The culture against council tenants has stepped up so much since I even moved in here. There was an old lady at the housing office, who missed her rent by one day because she was ill and there was snow on the ground, who was harangued by the council at ten o clock at night, just for being a day late with the rent. It wasn't like that when I moved in.
 
wrt council housing there has been a complete number done. I grew up living on 'council estates' that had been before RTB. My nan talks of council housing post war when she was young, how it wasn't ghetto bullshit housing for the neediest people. It was just renting off the council.

certainly in its earlier days, and to a lesser extent until well after 1945, you pretty much needed a steady job to get a council house / flat...
 
Having been twice on the receiving end of fraud investigations, let me tell you that the flimsiest of evidence (my son answering my phone) is enough to trigger an intrusive investigation which goes on for months and impacts on all aspects of life.

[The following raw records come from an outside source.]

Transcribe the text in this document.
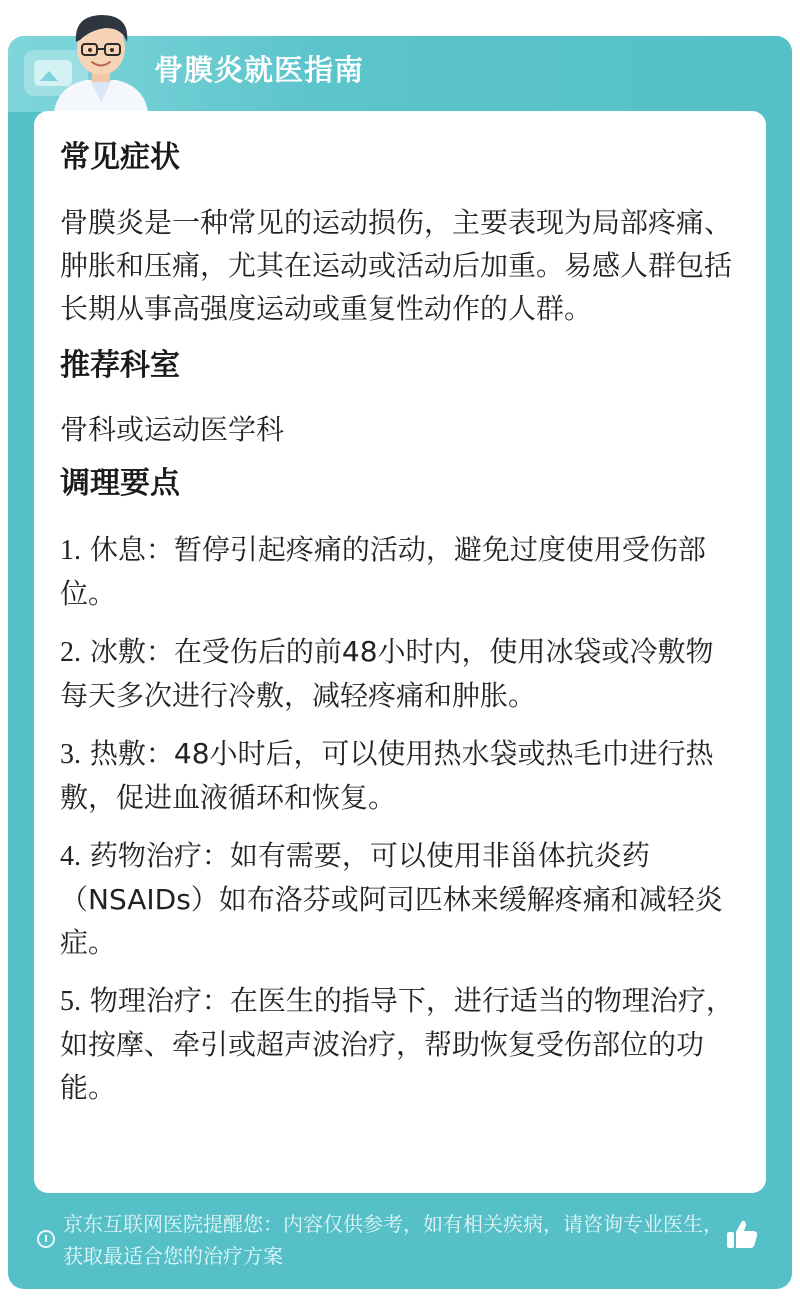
骨膜炎就医指南
常见症状

骨膜炎是一种常见的运动损伤，主要表现为局部疼痛、肿胀和压痛，尤其在运动或活动后加重。易感人群包括长期从事高强度运动或重复性动作的人群。

推荐科室

骨科或运动医学科

调理要点

1. 休息：暂停引起疼痛的活动，避免过度使用受伤部位。

2. 冰敷：在受伤后的前48小时内，使用冰袋或冷敷物每天多次进行冷敷，减轻疼痛和肿胀。

3. 热敷：48小时后，可以使用热水袋或热毛巾进行热敷，促进血液循环和恢复。

4. 药物治疗：如有需要，可以使用非甾体抗炎药（NSAIDs）如布洛芬或阿司匹林来缓解疼痛和减轻炎症。

5. 物理治疗：在医生的指导下，进行适当的物理治疗，如按摩、牵引或超声波治疗，帮助恢复受伤部位的功能。

京东互联网医院提醒您：内容仅供参考，如有相关疾病，请咨询专业医生，获取最适合您的治疗方案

Both times, allageations of fraud were unfounded yet the fear and anxiety that I was going to lose my home and be utterly destitute went on for months (recorded intervies, scrutiny of medical, financial and even household utility records.....feeling like a criminal, I had prove who is or is not at my house whether we ate together....who contributed in any way - demands to see my son's tenancies, letters from his landlord (he has never claime4d benefits but hey....he might have been subsidising me....or even staying in his old bedroom - not that he would have had ANY rights as a tenant despite having to pay rent to the council if he did live at home).....you have no idea of the level of scrutiny.....how often my adult children visit for example, whether they work and so on and so forth (I am in poor health and rely on them) Have you any idea, Maurice Picarda, just how much social engineering is deployed towards council tenants for example.....or the disgusting attitudes many of these investigators.
 
sorry, some times this kind of thing makes me quite cross :)
And so it should. :)

Although, thinking about it, maybe my joke in reply to the benefit fraud officer asking "Do you have anyone else living here?" was unwise and may possibly have led to repeat visits: "No, unless they're bunking down in the boiler cupboard" - it and the adjacent gutted airing cupboard would be large enough for a single mattress, if not for the partition, the washing machine, a lot of pipes, and the boiler being in there.